The private jet business is booming and yet private jet operators are having a hard time meeting demand.
Commercial flights limited during the pandemic are now in utter chaos (aka, 10,000 flights delayed in one day). Demand for private air travel has soared, but supply is ensnared in the same geopolitical uncertainty and logistical woes, and it is unsure if private air travel can keep up.
While scheduled airline traffic is still down 23% compared to pre-pandemic numbers, research consultancy firm WINGX found that business aviation flights are up 25% from June 2019 U.S. numbers, while in the U.K., chartered flights are up 27% compared to 2019. There are competing interests for those private flights between luxury travelers and the ultra rich who can afford to buy their own private jets.
Since March 2021, the world’s 2,755 billionaires have watched their combined wealth balloon by $5 trillion to $13.4 trillion, Forbes found in a January Oxfam International survey analysis. Private luxury has seen the billionaires bearing these riches suffocate the market, leaving only 3.1% of the worldwide fleet available as of late February. This is the lowest level recorded in more than 25 years, according to market data firm JetNet IQ.
Meanwhile, the FAA reports that business jet use rose by 23% since March 2021. While leisure travel is up, the Institute of Travel Management’s latest survey of European buyer members revealed that corporate buyers don’t expect business travel to return to pre-pandemic levels, especially during inflationary times. Adding to a daily glut of flight delays and cancellations, wariness of potential exposure to COVID-19 and monkeypox are supply chain issues. Companies desperate for aviation transportation are only stressing private plane makers are facing serious thunderclouds on the horizon.
Updates from the May Business Aviation Conference & Exhibition read like the flood of injuries affecting Major League Baseball. VistaJet’s plans to refurbish its fleet by the end of 2022 have now been pushed forward to the end of 2024, Chief Commercial Officer Ian Moore said. Dassault Aviation CEO Eric Trappier stated that certification slowdowns will delay the Falcon 6X until 2023. Gulfstream Aerospace president Mark Burns said the FAA is taking its time to approve new airplane software in the wake of the Boeing Max crashes. CEO Michael Amalfitano said Embraer Executive Jets’ production is suffering from shortages of computer chips.
Private aviation companies are trying to keep up — buying jets, hiring pilots, and even purchasing competitors at record clips, but stubborn supply shortages are not meeting demand. As a result, booking travel with private airlines is less selective and pricier for consumers. Flights for nonmembers are growing rarer by the day as seats are reserved for fractional and jet card owners.
Private airlines that want to purchase further crafts either have to buy them used from competitors or compete with private buyers. Airport maintenance shops across the country are at mandatory capacities, delaying upkeep. Jet fuel prices remain sky high, driving prices to record numbers.
“Business aircraft demand signals — strong sales, pricing, and backlogs — are as clear as Sputnik’s beep-beep-beep radio pulses.
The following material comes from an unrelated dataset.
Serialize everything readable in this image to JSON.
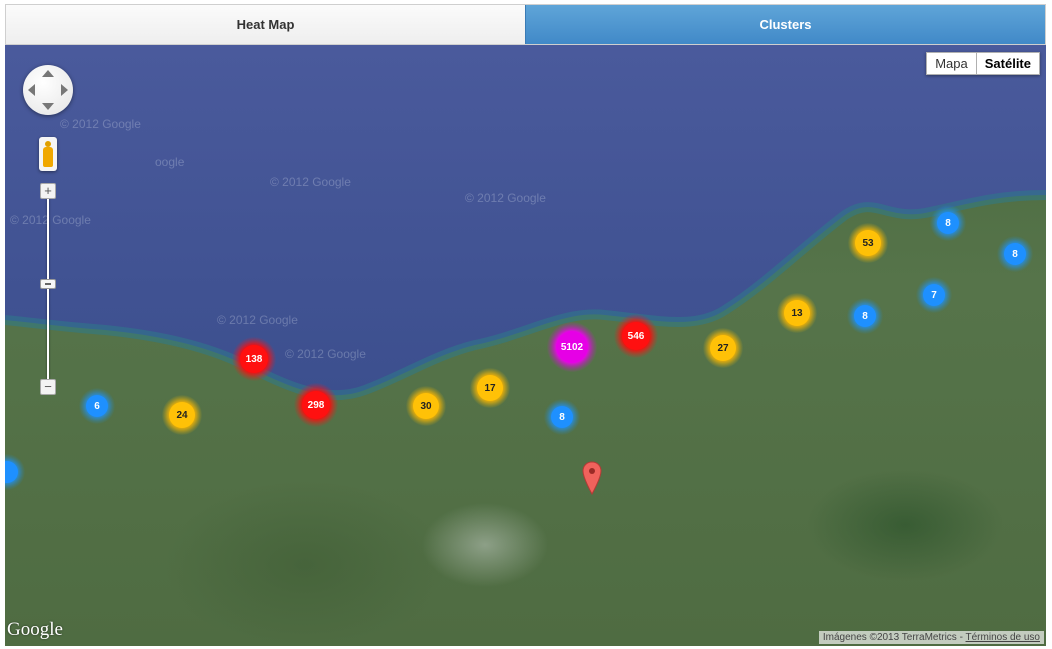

Our industry is struggling to keep up with demand and quickly ramp up new aircraft production,” said JetNet iQ creator and director Rollie Vincent in a forecast.
Aviation industry experts vary widely in their opinions on whether the private air industry can sustain such a sudden appetite for private air travel. In a strange, strained age, celebratory news is often soon contradicted by global realities brought on by pandemic stresses and continued armed conflicts. While the answer might seem obvious in a sane world, these are wobbly times.